Клавка зашла за прилавок, сняла с пустых полок черную пузатую бутыль с золотыми буковками, пихнула её мне и говорит: "Проваливай!"

Я бросился к выходу. Только открыл дверь, только поставил ногу на уличный асфальт, как вдруг все небо озарилось праздничными огнями.

Естественно, я сразу понял, что это начался салют в честь дня

Советской Армии. Сразу-то сразу, но не тотчас. В самом же начале, возникла в моем мозгу на какие-то почти неуловимые доли секунды мысль, что, мол, салют этот производится в честь меня, вернее, моего подвига. Что, мол, само небо мне салютует оттого, что успел, всё-таки, добежал, взял! Даже был мгновенный позыв сделать ручкой небу этакий жест скромности. Мол, да ладно, пацаны, ну взял и взял, чего, мол, там по такому поводу из пушек-то палить? Но вовремя одумался, прижал к груди драгоценный фуфырь и полный восторга помчался домой Мариночку порадовать.

И именно это ощущение счастья и полноты жизни мирят меня,

Александр Лазаревич, с двумя сакральными совковыми праздниками: 23 февраля и восьмое марта, двумя мыльными пузырями, высосанными большевиками из пальца. Так что я прямо сейчас, в знак примирения, поднимаю свой русский граненый стакан с Абсолютом за оба этих половых праздника: за только что прошедший мужской половой день и за наступающий половой женский!

Вот еще одна фотовспышка в мозгу: восьмое марта шестьдесят третьего года, последнее в советской истории восьмое марта, бывшее рабочим днем. Естественно, с утра на факультете праздничное настроение, и никому до учебы никакого дела нет. Собираемся большой компанией: Юрка Хохлов, Серега Сапгир, Лева Геворкян, Боцман

Кузьмин, Гиви, Миша Сидур, я, и выясняем, что у нас на семерых почти четвертной. Сумма по тем временам приличная. Можно погулять, и мы решаем пойти пешком через Неву и пол Невского в кафе "Лакомка", что под рестораном "Метрополь", на углу Садовой.

Вышли из филфака, бредем вдоль Невы к Дворцовому мосту и видим, что впереди ковыляет старичок, наш факультетский гардеробщик Фима.
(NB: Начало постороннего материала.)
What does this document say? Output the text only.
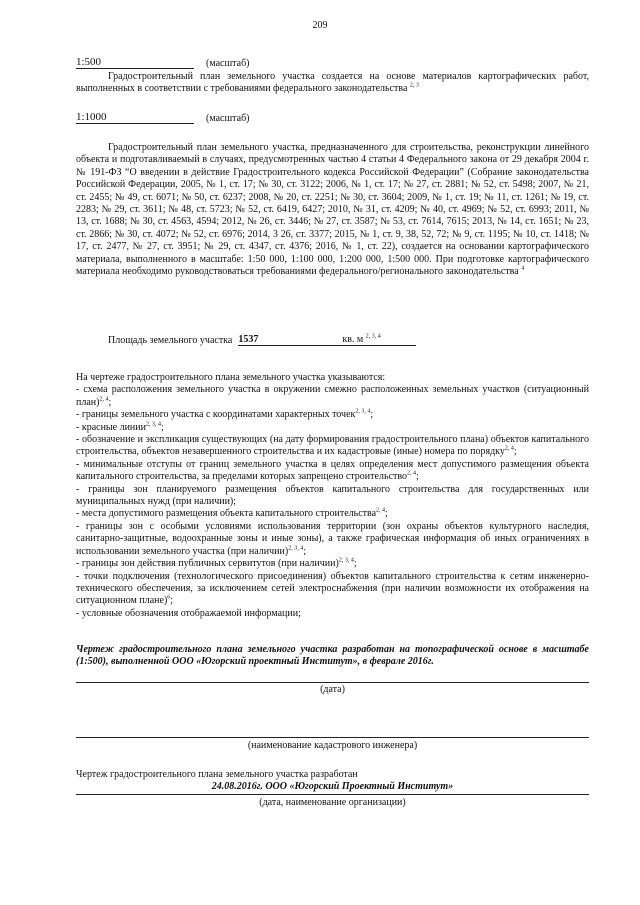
209
1:500	(масштаб)
Градостроительный план земельного участка создается на основе материалов картографических работ, выполненных в соответствии с требованиями федерального законодательства $^{2, 3}$
1:1000	(масштаб)
Градостроительный план земельного участка, предназначенного для строительства, реконструкции линейного объекта и подготавливаемый в случаях, предусмотренных частью 4 статьи 4 Федерального закона от 29 декабря 2004 г. № 191-ФЗ “О введении в действие Градостроительного кодекса Российской Федерации” (Собрание законодательства Российской Федерации, 2005, № 1, ст. 17; № 30, ст. 3122; 2006, № 1, ст. 17; № 27, ст. 2881; № 52, ст. 5498; 2007, № 21, ст. 2455; № 49, ст. 6071; № 50, ст. 6237; 2008, № 20, ст. 2251; № 30, ст. 3604; 2009, № 1, ст. 19; № 11, ст. 1261; № 19, ст. 2283; № 29, ст. 3611; № 48, ст. 5723; № 52, ст. 6419, 6427; 2010, № 31, ст. 4209; № 40, ст. 4969; № 52, ст. 6993; 2011, № 13, ст. 1688; № 30, ст. 4563, 4594; 2012, № 26, ст. 3446; № 27, ст. 3587; № 53, ст. 7614, 7615; 2013, № 14, ст. 1651; № 23, ст. 2866; № 30, ст. 4072; № 52, ст. 6976; 2014, 3 26, ст. 3377; 2015, № 1, ст. 9, 38, 52, 72; № 9, ст. 1195; № 10, ст. 1418; № 17, ст. 2477, № 27, ст. 3951; № 29, ст. 4347, ст. 4376; 2016, № 1, ст. 22), создается на основании картографического материала, выполненного в масштабе: 1:50 000, 1:100 000, 1:200 000, 1:500 000. При подготовке картографического материала необходимо руководствоваться требованиями федерального/регионального законодательства $^4$
Площадь земельного участка 1537	кв. м $^{2, 3, 4}$

На чертеже градостроительного плана земельного участка указываются:

- схема расположения земельного участка в окружении смежно расположенных земельных участков (ситуационный план)$^{2, 4}$;

- границы земельного участка с координатами характерных точек$^{2, 3, 4}$;

- красные линии$^{2, 3, 4}$;

- обозначение и экспликация существующих (на дату формирования градостроительного плана) объектов капитального строительства, объектов незавершенного строительства и их кадастровые (иные) номера по порядку$^{2, 4}$;

- минимальные отступы от границ земельного участка в целях определения мест допустимого размещения объекта капитального строительства, за пределами которых запрещено строительство$^{2, 4}$;

- границы зон планируемого размещения объектов капитального строительства для государственных или муниципальных нужд (при наличии);

- места допустимого размещения объекта капитального строительства$^{2, 4}$;

- границы зон с особыми условиями использования территории (зон охраны объектов культурного наследия, санитарно-защитные, водоохранные зоны и иные зоны), а также графическая информация об иных ограничениях в использовании земельного участка (при наличии)$^{2, 3, 4}$;

- границы зон действия публичных сервитутов (при наличии)$^{2, 3, 4}$;

- точки подключения (технологического присоединения) объектов капитального строительства к сетям инженерно-технического обеспечения, за исключением сетей электроснабжения (при наличии возможности их отображения на ситуационном плане)$^6$;

- условные обозначения отображаемой информации;

Чертеж градостроительного плана земельного участка разработан на топографической основе в масштабе (1:500), выполненной ООО «Югорский проектный Институт», в феврале 2016г.
(дата)
(наименование кадастрового инженера)
Чертеж градостроительного плана земельного участка разработан
24.08.2016г. ООО «Югорский Проектный Институт»
(дата, наименование организации)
Насколько я сейчас понимаю, лет Фиме было около сорока пяти, не больше, но для нас, двадцатилетних, он казался почти стариком. К тому же сам вид его был глубоко несчастный:маленького роста, сутулый, чуть ли не сгорбленный, большеносый, с седой всклоченной бородой, в стареньком задрипанном, заштопанном пальто, облезлой кроличьей шапке и в протертых штанах с большими заплатами на коленях из материи другого цвета. От всей его фигуры веяло глубокой нищетой, тоской и безнадежностью. И так нам его стало жалко, что тут же хором решили, мол, возьмем-ка мы Фиму с собой. Денег у него, конечно же, нет и быть не может. Ну, да ничего, на одного едока не обеднеем.

Зато пригреем человека.

Гардеробщика наше предложение сначала даже как-то испугало. Но мы его тут же успокоили, сказав, что приглашаем и сами платим. Он настолько растрогался, что чуть не заплакал и, шагая возле нас, все время благодарил, спасибо, мол, ребята, спасибо, уважили вы меня. И так под мелким мартовским снежком весело болтая в предчувствии близкой весны, прошли мы по Невскому, желтому от мимозных букетов, добрались до "Лакомки", сдвинули вместе два столика, сели и заказали каждому по мороженному и несколько бутылок каберне на всех. Очень мило сидели, вели беседы о том, о сем. Правда, выпили всё чересчур уж быстро. А денег на второй заход ни у кого не оставалось. Тут

Фима, который почти всё время молчал и в наш студенческий разговор не вмешивался, встал и говорит: "Извините, ребята, я поссать пойду". Ушел и вернулся. Мы же продолжаем сидеть, болтать. Вдруг к нам подплывает официантка с тяжеленным подносом. На нем бутыль коньяка, две шампанского, еще мороженое, какие-то дорогие шоколадные конфеты. И всё это великолепие начинает разгружаться на наши столы.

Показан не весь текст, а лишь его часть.